Here is a brief list of excuses that I have provided my instructor this semester to get an excused absence:

  • I peed my pants – I actually used this twice for this class, I dare you to try to trump incontinence
  • I have a headache
  • I have a migraine
  • I overslept – for a 3:30pm class
  • I am dehydrated
  • Traffic
  • My dad was having surgery
  • My mom got in a car accident
  • My husband is sick
  • My dog is sick — I have 3 dogs, and this imaginary disease is contagious
  • I forgot
  • There was a train and I was afraid that it would take too long to past, so I just went back to the main campus and went home
  • I had a wardrobe malfunction
  • I forgot my laptop at home so I had no way to take notes
  • My group member said we didn’t have class today! Weird!
  • I am having an anxiety attack
  • I threw up
  • I couldn’t find parking
  • My 2012 still-in-warranty Passat broke down…again…

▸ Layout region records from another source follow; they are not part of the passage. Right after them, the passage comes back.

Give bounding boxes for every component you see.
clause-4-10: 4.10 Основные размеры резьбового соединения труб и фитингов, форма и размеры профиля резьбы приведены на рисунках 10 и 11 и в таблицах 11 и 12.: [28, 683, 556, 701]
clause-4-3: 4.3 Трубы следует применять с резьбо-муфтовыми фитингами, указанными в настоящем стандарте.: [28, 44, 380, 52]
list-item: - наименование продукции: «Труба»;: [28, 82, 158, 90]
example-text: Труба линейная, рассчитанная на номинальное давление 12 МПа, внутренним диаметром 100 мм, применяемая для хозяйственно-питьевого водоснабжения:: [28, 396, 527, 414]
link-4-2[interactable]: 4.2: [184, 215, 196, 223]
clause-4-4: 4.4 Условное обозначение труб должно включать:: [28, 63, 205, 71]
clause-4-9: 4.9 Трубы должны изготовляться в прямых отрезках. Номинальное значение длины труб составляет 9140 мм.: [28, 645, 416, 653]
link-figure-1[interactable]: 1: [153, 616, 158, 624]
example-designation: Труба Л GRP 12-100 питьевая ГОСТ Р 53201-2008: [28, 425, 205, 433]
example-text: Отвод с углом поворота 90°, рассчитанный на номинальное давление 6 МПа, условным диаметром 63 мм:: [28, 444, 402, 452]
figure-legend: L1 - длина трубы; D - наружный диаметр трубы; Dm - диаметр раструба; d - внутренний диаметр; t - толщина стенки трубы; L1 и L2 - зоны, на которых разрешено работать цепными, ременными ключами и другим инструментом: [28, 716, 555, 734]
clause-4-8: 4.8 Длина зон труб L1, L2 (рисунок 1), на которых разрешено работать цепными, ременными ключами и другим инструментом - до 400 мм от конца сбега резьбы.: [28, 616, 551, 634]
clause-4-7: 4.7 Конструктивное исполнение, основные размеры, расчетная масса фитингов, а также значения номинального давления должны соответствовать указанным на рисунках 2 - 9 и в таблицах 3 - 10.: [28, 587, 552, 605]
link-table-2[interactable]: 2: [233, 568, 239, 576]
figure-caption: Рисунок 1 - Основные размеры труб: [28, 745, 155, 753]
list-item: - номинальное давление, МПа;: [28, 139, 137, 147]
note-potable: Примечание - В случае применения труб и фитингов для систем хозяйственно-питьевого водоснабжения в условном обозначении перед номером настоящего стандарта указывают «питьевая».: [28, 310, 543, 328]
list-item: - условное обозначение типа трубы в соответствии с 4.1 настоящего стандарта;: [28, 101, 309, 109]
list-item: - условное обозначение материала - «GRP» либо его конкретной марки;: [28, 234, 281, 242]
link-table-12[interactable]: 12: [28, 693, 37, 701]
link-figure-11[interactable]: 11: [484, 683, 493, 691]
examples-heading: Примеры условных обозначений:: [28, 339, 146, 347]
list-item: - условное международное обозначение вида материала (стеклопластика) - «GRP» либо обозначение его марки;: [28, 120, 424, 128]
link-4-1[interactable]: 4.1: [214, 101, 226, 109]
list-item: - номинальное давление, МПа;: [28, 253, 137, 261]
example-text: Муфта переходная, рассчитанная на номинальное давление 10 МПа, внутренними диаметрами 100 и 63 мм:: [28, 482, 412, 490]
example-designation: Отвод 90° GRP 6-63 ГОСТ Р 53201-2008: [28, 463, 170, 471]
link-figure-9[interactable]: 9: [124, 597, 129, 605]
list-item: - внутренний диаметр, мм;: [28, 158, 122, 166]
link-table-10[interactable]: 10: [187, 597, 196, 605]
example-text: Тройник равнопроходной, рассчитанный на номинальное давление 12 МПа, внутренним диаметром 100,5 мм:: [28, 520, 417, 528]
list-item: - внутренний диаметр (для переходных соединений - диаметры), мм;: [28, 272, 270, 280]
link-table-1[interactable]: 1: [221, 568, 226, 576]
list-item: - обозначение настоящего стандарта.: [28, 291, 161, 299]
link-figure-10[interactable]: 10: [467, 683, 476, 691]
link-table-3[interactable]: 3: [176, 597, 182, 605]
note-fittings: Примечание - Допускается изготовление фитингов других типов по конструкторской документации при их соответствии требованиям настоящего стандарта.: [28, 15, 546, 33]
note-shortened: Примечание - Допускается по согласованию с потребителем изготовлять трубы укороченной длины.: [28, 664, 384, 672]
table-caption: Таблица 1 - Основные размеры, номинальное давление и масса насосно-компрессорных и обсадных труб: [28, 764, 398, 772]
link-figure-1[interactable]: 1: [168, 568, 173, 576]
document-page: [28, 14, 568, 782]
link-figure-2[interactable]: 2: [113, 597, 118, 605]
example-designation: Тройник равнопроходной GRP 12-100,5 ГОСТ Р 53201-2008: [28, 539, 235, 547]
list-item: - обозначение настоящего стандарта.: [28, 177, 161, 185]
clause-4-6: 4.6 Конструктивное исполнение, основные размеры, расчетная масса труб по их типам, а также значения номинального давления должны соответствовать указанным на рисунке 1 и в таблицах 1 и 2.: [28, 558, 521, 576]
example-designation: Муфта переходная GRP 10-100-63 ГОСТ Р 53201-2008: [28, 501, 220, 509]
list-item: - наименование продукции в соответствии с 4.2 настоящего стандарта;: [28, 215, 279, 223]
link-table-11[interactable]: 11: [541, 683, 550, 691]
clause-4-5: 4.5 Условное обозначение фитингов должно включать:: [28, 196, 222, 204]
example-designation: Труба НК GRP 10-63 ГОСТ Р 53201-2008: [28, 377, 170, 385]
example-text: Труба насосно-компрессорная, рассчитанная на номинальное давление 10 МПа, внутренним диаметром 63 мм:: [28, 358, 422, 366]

  • I feel like I have a fever which means I may be contagious
  • I have a bladder infection
  • I have a UTI
  • I have cramps
  • My washer/dryer/AC broke down and I have to wait for the guy to come fix it
  • Someone is blocking my driveway and I don’t know who so I can’t get out of my garage
  • I tested positive for a pregnancy test and I didn’t think I was, so I really freaked out and I called my husband at work and he came home then I called my OB/GYN and went in…LONG STORY SHORT! I am not pregnant, but that’s why I missed class today

At midterm, I was still passing and enrolled.  I learned today that I only have to keep making excuses until 4/27, then I can stop feeling guilty about skipping class.